Jan. 11 (Bloomberg) -- Australia plans to ease disclosure requirements for companies selling bonds to individual investors, in a bid to direct more of the nation’s A$1.4 trillion ($1.5 trillion) in pension savings into local debt.

Treasury released draft legislation outlining changes to the Corporations Act today, allowing borrowers to sell notes using a shorter prospectus. The changes will bring “currently onerous” disclosure requirements for bond sales in line with requirements for share offers, Acting Treasurer Penny Wong said in an e-mailed statement.
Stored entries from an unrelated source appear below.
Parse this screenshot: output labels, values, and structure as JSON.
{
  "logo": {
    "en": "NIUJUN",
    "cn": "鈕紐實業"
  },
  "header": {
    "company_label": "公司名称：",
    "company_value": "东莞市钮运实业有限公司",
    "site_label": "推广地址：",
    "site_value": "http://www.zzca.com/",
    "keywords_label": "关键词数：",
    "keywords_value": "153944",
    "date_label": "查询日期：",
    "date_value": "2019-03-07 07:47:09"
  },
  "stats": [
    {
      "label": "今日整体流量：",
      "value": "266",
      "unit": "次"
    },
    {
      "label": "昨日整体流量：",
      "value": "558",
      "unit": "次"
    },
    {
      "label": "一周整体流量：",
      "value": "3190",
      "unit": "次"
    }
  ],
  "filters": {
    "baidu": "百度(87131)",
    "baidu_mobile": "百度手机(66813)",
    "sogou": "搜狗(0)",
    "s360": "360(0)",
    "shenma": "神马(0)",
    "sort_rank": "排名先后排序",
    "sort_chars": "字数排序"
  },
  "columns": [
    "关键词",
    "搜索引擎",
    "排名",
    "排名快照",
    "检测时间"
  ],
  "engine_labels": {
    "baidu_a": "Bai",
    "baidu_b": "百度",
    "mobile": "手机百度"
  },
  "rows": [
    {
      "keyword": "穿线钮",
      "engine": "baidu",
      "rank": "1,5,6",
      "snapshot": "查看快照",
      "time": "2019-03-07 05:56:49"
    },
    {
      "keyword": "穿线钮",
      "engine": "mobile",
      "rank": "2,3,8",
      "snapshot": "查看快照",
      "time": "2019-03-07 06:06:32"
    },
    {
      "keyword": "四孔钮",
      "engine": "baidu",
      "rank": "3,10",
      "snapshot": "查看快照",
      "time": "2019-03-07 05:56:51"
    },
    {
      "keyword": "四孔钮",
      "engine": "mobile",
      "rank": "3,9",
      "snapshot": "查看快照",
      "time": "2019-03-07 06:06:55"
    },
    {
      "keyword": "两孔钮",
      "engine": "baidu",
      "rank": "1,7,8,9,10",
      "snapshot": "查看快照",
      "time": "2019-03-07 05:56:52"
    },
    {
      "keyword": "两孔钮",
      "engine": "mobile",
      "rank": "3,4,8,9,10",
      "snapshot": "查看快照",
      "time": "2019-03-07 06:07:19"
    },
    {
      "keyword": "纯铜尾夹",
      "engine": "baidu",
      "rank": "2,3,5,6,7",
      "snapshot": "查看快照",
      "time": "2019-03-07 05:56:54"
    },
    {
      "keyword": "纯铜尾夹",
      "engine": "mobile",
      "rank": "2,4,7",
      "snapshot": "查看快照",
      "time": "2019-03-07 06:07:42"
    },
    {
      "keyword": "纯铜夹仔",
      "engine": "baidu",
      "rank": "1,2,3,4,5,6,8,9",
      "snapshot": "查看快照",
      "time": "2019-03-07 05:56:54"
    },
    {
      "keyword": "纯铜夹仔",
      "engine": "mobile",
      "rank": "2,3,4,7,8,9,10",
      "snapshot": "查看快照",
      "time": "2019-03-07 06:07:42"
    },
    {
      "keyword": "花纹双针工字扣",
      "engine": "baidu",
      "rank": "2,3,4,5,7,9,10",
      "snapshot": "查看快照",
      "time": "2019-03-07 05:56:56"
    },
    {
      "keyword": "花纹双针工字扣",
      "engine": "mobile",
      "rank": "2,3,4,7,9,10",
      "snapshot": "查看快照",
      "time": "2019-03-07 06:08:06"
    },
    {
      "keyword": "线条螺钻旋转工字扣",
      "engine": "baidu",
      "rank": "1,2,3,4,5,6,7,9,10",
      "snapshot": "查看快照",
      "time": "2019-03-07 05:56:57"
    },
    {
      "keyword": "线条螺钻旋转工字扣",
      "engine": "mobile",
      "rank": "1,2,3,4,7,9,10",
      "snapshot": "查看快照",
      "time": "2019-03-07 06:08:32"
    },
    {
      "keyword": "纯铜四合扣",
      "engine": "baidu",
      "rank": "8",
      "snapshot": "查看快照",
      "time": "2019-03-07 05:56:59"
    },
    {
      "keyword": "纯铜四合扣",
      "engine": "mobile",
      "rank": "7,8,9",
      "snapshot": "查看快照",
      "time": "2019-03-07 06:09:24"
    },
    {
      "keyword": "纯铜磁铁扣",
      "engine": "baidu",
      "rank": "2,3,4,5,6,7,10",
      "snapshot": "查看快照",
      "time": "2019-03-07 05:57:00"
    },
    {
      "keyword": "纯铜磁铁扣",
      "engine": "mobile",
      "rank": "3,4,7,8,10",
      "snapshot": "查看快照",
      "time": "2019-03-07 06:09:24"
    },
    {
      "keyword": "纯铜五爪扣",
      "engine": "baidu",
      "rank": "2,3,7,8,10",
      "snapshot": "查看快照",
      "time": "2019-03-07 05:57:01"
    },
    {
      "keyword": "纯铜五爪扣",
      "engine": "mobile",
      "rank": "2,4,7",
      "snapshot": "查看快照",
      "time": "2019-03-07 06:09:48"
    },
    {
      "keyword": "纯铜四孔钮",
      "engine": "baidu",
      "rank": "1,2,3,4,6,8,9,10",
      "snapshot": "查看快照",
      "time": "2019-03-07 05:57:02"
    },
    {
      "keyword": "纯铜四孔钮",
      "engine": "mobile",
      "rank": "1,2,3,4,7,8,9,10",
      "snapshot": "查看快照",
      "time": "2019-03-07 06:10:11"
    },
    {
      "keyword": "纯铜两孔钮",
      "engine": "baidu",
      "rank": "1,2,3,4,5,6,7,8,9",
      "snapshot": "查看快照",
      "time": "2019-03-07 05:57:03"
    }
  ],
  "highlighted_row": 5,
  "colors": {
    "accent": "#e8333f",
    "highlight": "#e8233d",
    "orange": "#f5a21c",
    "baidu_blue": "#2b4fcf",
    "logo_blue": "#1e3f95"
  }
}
Australia’s banks and some of its biggest non-financial companies rely on offshore bond investors to fund their operations, with the nation’s borrowers raising $70.7 billion last year from debt denominated in currencies other than the Australian dollar, according to data compiled by Bloomberg. Australia’s pension funds have about half their assets in stocks, the highest proportion among 29 nations tracked by the Organization for Economic Cooperation and Development, according to a report released in September. Their holdings of bills and bonds were the lowest after South Korea.

“Australia has a population that is transitioning superannuation savings from growth phase to retirement phase, resulting in demand for assets that offer a fixed stream of income, such as bonds,” said Andrew Gordon, director of fixed-income origination at FIIG Securities Ltd. in Sydney. “The government wants Australia to be a financial hub, and a deeper market where more companies can issue in Aussie dollars is an important part of that.”

Less Paperwork

The changes will allow companies to issue bonds using a shorter, offer-specific prospectus as long as they have released a more detailed prospectus in the past three years, and have a good record of continuous disclosure, according to the statement. The government also plans to change directors’ liability for offers of simple corporate bonds, it said.

“A vibrant corporate bond market is key to harnessing our national superannuation savings and enabling us to domestically fund more productive investment in our economy and in turn reduce our reliance on offshore wholesale funding markets,” Wong said in the statement.

Even after the changes, the local bond market will need to compete to attract issuers, as global counterparts offer longer-term debt and more certainty that the deal will be completed smoothly, said James Hayes, head of fixed income in Sydney at BNP Paribas SA.

“Until the domestic market provides the same attributes the offshore markets will continue to be a very attractive alternative,” he said.